Offrendo allora riprova di quanto tutt'altro che ingenerose fossero state le osservazioni appena espresse in critica a tali malconci veicoli, la moto, in tal modo eletta dal primo ufficiale della Kasta Hamina qual proprio estemporaneo trasporto, non si sollevò dal suolo con la stessa silenziosa discrezione che aveva altrimenti caratterizzato l'arrivo del più esteso mezzo proprio dei dodici aggressori nero vestiti nel cortile della dimora di Beri: se, infatti, quest'ultimo era stato capace di giungere sopra le loro teste senza porre in allarme i pur estremamente allenati sensi della stessa Midda Bontor, la scelta di Duva produsse al contrario un frastuono quasi assordante, uno stridio tale da far pensare a un animale selvaggiamente squartato e smembrato ancora in piena coscienza di sé, che non promise nulla di buono per la riuscita di quel volo. Ciò nonostante, fortunatamente per la medesima pilota, essa sembrò riuscire a mantenersi sufficientemente coesa nella propria struttura, al punto tale da permettere addirittura ai tre dischi magnetici posti alla propria base, alle estremità di un ipotetico triangolo equilatero, di creare campo sufficiente a innalzare l'intera moto per diversi piedi dal terreno sabbioso sulla quale era rimasta sino a quel momento a riposo.

« Per volare… vola. » commentò la pilota, impegnandosi a non porre in dubbio la propria stessa scelta, dal momento in cui, in tal caso, non sarebbe riuscita a considerarsi sufficientemente folle da proseguire imperterrita nella medesima « Vediamo se riesce a muoversi anche in orizzontale, oltre che in verticale. »

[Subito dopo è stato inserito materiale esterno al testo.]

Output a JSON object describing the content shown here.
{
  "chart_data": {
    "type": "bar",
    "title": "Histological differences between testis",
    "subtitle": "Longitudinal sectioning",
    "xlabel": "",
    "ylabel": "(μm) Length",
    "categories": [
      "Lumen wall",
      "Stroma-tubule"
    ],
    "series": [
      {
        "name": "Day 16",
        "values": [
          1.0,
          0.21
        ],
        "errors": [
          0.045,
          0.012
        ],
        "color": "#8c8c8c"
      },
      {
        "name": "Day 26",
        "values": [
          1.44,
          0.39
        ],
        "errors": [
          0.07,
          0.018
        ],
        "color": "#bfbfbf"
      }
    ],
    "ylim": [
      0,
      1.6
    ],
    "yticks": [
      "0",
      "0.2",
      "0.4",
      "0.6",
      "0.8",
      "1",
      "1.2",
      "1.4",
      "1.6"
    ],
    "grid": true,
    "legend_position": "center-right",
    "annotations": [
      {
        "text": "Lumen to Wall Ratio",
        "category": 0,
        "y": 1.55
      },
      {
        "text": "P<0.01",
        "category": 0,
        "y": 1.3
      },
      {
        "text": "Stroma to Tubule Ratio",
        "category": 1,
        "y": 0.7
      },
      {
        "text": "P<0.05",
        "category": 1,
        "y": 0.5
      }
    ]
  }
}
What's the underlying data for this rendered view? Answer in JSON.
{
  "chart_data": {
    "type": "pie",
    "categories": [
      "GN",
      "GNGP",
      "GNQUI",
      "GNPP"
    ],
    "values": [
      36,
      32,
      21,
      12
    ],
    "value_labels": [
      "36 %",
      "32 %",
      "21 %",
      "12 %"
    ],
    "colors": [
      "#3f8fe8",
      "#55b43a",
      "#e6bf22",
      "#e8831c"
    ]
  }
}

In aiuto alla concentrazione di Duva, eccessivamente rivolta alla precaria integrità strutturale dei veicolo scelto, ancor prima che alle ragioni che l'avevano sospinta a compiere quella stessa folle decisione, occorse in quello stesso momento il boato di una vasta esplosione, in conseguenza della quale un intero magazzino venne letteralmente eliminato dal paesaggio proprio di quell'ex-insediamento minerario, ora divenuto un piccolo centro urbano sufficientemente colmo di vita e di attività umana. Nell'osservare, così, un'enorme e nera colonna di fumo levarsi verso il cielo poco lontano da sé, ella non poté concedersi ulteriori possibilità di indecisione nel merito della direzione verso la quale destinare il proprio interesse e, con esso, la propria intera persona, nel desiderio di meglio comprendere le ragioni alla base di quell'attacco, ancor prima che, semplicemente, contenerlo, qual pur, indubbiamente, si era già dimostrata essere la sua intenzione: una volontà sicuramente egoistica, in quanto conseguenza dell'esigenza di rimediare una nuova serie di iniettori funzionanti per la propria nave, e, ciò nonostante, non per questo meno che misericordiosa nei riguardi di coloro che, se tanta distruzione non fosse stata presto arginata, avrebbero potuto subire amare conseguenze, nel dover pagare un prezzo eccessivamente alto per tanta tragedia.